Dear boyfriends from hell,
Oops! Let me try this again.
Dear boyfriends who make our lives a living hell,
I can imagine you burping over ‘maa ke haath ka khana’ and then, sitting to read this! But not without laughing off my comment! Well, whatever!
I know when you finish reading this open letter (if you do), because it is a matter all girlfriends are concerned about, you won’t lend a supportive ear, but instead, shirk it off with a dismissive shrug and a typical ‘you are overreacting’ remark- but nonetheless, I will go on!
I hope I am not interrupting your soccer match that happens everyday now because you have a team in each league from the English Premiere League to the Indian Super League and the new app for demented people like you, the Fantasy Premier League! All of it pitted against complaints of me being ‘glued too bad to the television!’ Ever considered telling your lovely mom who is stuck to her set watching runs and then reruns of ‘Simar ka sasuraal’ to decipher hidden elements that even the makers of the show might have failed to grasp? No? Then, grow a pair and be fair! At least, I am watching Hollywood Access and jumping in joy about Kaley breaking up with Ryan! That’s just good news! And no, I am not acting out of sorts here because I am PMSing! I often wonder if you learned this acronym from your sixth grade convent-going dilli-wali girlfriend and know what it stands for? Google it, “bhai”, instead of employing your search engine in your never-ending hunt for the latest porn videos (which you prefer western like the Scotch that you drink, eh?!) from Mr. X’s website!
I am writing this to you hoping that today, not being a weekend (and hence, bros time), you may actually read it. Long shot? Well… Yeah, I am referring to your weekend which for me translate into no calls, no texts, no nothing werewolf ruling for Saturdays and Sundays! But if you are still out with your buds (coz how’d I know- you don’t tell me), it might get difficult to load the whole letter. So, I will keep it short. But if the conversations around you (about who has a larger… wallet, I mean ;)) become too interesting, you will skip this letter, I know. Just the way you skip my Whatsapp messages although you are online! No, my letter’s not all proper because a “gay” friend’s helping me out with it- I inverted commas around the word because I know how much it scares you, you homophobic retard!

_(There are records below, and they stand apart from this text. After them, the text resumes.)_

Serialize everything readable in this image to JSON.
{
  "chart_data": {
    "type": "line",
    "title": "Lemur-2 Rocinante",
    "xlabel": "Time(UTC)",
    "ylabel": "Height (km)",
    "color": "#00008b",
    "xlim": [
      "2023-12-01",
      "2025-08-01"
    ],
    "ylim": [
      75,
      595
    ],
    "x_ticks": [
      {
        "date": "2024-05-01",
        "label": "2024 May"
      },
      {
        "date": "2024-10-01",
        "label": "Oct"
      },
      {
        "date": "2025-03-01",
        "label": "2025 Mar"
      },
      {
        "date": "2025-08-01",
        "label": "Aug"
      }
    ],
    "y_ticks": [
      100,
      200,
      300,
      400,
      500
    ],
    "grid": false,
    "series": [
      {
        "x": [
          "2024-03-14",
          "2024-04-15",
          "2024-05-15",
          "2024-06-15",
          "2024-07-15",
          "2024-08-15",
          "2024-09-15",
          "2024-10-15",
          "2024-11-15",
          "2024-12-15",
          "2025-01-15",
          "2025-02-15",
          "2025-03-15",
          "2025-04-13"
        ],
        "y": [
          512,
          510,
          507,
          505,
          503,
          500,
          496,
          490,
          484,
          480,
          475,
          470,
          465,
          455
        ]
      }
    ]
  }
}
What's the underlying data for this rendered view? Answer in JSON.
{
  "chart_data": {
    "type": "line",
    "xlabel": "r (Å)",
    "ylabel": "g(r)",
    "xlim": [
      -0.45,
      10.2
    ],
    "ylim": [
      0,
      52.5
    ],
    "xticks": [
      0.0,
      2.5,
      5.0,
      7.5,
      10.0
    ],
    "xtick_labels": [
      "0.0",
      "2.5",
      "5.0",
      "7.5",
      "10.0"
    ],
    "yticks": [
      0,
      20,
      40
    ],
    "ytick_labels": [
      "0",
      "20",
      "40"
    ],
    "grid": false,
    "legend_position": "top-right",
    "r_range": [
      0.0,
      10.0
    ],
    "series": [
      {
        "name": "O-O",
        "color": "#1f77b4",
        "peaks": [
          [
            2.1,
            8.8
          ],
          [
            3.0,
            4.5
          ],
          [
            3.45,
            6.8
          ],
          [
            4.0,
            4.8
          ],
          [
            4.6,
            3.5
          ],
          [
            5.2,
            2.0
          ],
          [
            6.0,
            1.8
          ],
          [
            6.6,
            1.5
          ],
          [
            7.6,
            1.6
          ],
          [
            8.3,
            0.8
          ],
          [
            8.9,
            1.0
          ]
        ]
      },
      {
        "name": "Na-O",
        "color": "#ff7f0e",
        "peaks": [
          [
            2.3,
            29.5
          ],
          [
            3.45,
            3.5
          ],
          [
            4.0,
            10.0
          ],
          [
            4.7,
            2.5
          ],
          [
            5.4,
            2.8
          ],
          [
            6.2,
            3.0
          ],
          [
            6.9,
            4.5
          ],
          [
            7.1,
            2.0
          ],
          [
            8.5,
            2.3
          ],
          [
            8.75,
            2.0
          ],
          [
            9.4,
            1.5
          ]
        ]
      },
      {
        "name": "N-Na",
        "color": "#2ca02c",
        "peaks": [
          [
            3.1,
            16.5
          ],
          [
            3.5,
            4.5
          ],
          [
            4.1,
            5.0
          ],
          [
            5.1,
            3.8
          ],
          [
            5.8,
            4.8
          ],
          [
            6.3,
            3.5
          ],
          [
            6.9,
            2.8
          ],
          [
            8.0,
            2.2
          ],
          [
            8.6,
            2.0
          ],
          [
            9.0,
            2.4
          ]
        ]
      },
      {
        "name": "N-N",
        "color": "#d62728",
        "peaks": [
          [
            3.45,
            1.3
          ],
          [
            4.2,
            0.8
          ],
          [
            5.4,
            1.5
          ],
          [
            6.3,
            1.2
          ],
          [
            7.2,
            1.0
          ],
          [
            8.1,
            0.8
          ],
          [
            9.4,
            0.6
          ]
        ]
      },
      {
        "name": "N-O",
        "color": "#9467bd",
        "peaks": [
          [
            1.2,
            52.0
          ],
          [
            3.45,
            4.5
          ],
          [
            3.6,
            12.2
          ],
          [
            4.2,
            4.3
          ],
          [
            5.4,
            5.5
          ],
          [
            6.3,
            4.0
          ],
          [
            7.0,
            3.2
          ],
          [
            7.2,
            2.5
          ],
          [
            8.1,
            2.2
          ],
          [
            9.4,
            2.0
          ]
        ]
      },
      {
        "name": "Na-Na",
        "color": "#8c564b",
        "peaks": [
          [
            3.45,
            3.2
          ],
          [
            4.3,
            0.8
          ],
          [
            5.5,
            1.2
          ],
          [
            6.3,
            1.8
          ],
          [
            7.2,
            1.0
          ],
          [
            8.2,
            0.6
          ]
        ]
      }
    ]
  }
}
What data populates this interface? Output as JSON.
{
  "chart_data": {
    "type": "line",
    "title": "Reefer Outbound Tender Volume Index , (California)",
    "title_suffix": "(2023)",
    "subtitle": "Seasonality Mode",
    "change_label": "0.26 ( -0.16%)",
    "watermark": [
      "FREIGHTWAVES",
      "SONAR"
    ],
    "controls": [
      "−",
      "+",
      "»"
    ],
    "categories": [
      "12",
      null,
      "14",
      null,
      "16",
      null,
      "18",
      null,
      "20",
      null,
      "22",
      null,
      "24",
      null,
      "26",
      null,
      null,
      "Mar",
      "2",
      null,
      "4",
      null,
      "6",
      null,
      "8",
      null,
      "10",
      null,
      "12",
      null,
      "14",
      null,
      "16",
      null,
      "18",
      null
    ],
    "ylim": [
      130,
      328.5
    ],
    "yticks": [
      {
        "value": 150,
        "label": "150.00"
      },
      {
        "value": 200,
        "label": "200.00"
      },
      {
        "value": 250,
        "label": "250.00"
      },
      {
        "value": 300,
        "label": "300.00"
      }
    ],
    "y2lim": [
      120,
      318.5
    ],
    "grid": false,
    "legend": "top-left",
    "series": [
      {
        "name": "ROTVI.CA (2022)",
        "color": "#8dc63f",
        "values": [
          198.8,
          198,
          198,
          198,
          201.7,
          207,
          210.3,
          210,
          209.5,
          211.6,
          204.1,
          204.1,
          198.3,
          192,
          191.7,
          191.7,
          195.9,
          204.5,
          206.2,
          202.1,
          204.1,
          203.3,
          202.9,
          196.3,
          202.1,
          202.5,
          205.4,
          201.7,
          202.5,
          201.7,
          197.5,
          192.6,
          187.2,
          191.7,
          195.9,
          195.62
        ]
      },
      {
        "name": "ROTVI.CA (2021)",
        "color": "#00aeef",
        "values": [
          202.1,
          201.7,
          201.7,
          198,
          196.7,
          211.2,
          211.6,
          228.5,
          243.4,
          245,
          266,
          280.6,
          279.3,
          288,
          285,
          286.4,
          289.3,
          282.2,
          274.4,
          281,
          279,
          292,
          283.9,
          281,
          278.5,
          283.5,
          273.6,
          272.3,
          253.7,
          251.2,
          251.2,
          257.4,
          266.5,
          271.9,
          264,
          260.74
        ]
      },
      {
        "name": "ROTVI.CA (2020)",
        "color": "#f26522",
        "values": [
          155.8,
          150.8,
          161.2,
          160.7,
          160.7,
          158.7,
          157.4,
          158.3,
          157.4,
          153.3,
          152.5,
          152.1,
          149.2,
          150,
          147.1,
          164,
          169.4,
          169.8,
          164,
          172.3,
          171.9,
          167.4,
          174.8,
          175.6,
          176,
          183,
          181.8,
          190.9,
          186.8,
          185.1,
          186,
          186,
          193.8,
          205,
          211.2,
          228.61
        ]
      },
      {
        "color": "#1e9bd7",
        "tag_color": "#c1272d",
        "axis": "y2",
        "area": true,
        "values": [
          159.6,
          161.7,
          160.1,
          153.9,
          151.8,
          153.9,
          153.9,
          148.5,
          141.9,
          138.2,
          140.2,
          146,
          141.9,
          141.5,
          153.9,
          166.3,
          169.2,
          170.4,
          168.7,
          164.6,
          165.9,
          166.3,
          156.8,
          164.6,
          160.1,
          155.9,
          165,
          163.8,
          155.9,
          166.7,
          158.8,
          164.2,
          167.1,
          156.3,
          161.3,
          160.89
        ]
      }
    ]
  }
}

See, how carried away I get when I talk to you, because of your interesting nutty personality of course! Coming back to the point, I hope that you remember we had a fight last weekend over why I cannot become best friends with your best friend’s girlfriend, so that you and your best friend can hang out more often! Phew! I wonder why you strain your pea-sized brains so much, you bum! Well, I still feel strongly about my argument and intend to stick my guns (coz you don’t make my life’s decisions for me- especially those that concern friendships) which, of course, you viewed as a heart-wrenching ‘Nirupa Roy’ scream of ‘Nahiiiiiiii’ and more ‘overreacting.’ Guess what? I will just say that’s my normal and you may choose to deal with it or let it be. And, just so you know, there is no chance that I will make up this time round! I know about your “ladki bus ki tarah hoti hai joke”. Yes, I never found it funny! But if it is a philosophy that guides you, so be it! I am only letting you to let you know that once ‘tumhari utar jaye’ do not leave me 140 missed calls, 201 whatsapp texts or tag me in obnoxious “miss you janu” “I am sorry, my pari” posts!!! Also, if I see any shayari on my wall or sappy Youtube songs posted on my wall… I will find you and KILL you! So, if you will, skip all these rehearsed steps of a fake break up and jump to step 6 in week 2: calling up the ex you are still in touch with (yes, I knew it all along). Let her have you (God save her soul) coz I am not interested in your second-hand jawaani anymore!